Answer 64 · 2019-09-22T10:04:00.000Z

Hi @tkipf ,
I took about 200 different size graphs for graph-level classification and got a good result. Now I'm wondering how to use the trained model to predict the graphs without labels. Can I use the model to predict a single graph?

Answer 65 · 2020-03-03T07:03:59.000Z

Hi @tkipf , now I have a dataset consists of 10k small networks. The nodes of each network is 19 and all of them share a same adj matrix. That is to say, only the features of nodes are different among those networks. My task is to classify them into two categories. So I want to know whether the two methods ("global nodes" and "global pooling") are suitable in this case or not?
Thanks for your reply!

Answer 66 · 2021-01-22T17:53:31.000Z

This might be a dumb question but, how do you incorporate the loss function for the output pooling matrix? Base off the image are the outputs one hot encodings or actual class labels?

Answer 67 · 2024-02-13T12:11:41.000Z

Hi,
Your gcn batch operations are so great! It's used in the Graph Classification, but now, I want to use it in Node Classification. Do you think this is a feasible idea? Because I have a series of graphs, they have the same characteristic attribute.

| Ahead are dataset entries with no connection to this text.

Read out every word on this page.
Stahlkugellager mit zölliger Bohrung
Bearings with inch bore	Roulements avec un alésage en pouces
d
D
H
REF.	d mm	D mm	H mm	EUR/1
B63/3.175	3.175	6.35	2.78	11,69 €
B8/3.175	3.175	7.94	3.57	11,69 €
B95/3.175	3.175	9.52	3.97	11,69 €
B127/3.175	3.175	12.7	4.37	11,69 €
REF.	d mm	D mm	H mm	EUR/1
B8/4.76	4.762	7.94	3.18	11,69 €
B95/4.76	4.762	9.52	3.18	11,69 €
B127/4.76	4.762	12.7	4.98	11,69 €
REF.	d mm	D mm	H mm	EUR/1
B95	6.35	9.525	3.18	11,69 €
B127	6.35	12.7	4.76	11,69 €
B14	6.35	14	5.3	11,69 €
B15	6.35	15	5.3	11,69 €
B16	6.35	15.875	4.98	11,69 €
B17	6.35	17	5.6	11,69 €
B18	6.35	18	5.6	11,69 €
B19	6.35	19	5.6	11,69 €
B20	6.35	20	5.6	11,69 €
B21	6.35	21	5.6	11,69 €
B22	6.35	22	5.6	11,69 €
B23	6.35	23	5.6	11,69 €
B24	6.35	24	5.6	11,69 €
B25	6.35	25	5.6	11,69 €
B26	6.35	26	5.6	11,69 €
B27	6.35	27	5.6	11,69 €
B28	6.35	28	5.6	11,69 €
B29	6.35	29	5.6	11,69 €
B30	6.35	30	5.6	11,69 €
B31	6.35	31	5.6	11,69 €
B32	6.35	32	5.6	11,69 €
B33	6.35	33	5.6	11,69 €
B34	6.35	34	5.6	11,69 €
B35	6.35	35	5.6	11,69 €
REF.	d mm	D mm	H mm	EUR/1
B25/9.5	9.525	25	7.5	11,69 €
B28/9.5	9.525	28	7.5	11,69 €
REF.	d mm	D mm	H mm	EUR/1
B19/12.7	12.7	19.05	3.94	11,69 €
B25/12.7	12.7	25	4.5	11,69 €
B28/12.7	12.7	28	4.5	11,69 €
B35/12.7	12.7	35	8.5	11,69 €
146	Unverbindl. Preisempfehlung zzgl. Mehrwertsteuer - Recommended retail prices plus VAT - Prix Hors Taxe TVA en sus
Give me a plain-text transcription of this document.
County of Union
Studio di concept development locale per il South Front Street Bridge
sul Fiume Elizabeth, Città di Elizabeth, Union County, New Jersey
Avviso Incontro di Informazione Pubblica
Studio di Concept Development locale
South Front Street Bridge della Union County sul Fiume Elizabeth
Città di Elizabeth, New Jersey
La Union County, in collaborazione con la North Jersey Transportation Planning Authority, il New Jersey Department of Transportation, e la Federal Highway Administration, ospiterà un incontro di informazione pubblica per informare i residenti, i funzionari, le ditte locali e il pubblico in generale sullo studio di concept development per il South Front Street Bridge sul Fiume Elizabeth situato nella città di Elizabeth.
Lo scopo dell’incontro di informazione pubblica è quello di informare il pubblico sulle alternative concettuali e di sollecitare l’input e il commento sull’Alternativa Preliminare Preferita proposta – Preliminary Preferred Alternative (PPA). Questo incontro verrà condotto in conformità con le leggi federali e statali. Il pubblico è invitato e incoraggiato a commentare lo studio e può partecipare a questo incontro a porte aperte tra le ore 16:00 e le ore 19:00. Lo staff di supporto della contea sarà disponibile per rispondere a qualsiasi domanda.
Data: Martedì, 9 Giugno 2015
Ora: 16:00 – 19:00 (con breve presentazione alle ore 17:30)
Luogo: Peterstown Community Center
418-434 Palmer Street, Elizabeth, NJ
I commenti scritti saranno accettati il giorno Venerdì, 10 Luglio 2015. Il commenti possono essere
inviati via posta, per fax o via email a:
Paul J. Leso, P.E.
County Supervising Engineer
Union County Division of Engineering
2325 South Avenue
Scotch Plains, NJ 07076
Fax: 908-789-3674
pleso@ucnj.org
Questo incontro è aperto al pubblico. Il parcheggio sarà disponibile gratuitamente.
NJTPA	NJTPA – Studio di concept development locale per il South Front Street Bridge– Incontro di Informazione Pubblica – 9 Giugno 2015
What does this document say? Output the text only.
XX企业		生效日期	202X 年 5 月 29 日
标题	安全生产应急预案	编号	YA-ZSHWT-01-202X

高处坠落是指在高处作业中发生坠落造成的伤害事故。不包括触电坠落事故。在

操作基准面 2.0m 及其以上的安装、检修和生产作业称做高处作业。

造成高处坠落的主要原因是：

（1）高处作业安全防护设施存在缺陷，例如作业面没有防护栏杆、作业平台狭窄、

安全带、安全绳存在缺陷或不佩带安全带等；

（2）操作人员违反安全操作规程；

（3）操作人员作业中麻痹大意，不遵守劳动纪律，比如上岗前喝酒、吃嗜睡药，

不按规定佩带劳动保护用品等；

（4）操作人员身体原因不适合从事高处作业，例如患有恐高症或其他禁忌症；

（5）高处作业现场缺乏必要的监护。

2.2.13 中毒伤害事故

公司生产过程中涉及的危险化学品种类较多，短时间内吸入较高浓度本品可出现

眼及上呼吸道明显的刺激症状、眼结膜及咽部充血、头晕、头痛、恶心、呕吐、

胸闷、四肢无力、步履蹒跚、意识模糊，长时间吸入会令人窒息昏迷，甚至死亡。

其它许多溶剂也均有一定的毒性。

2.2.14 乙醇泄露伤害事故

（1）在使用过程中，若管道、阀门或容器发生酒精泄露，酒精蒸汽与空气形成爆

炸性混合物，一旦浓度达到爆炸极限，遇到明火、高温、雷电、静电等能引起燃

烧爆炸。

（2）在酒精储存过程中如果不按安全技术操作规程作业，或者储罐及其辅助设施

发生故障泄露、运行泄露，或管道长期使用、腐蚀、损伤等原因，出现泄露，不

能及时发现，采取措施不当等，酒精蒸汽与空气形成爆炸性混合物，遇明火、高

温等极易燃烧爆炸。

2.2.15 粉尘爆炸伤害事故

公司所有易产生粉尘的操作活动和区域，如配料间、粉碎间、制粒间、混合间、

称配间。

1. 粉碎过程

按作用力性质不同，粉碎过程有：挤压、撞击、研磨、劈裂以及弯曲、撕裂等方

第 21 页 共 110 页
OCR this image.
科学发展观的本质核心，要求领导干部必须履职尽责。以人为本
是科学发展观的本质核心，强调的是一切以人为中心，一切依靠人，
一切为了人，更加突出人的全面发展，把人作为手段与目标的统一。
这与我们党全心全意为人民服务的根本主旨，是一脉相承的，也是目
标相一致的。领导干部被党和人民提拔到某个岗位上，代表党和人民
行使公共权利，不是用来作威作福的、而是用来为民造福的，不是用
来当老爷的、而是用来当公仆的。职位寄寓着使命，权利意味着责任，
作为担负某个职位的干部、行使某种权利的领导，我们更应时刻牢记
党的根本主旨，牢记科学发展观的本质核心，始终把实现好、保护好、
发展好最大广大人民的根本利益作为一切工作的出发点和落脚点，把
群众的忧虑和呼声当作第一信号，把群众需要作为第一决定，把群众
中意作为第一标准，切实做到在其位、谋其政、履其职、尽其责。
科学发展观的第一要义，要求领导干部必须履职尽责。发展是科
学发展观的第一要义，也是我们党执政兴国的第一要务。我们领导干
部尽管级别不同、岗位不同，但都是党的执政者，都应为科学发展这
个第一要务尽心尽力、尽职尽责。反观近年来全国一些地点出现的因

Answer 68 · 2024-02-13T21:30:13.000Z

Thanks for your question! You can certainly use the same form of graph batching for node-level prediction tasks as well. You just need to skip the "output pooling matrix" step and directly apply your node classifier on top of the output of GCN(A, X). The block-diagonal structure of the adjacency matrix ensures that no information flows between different graphs.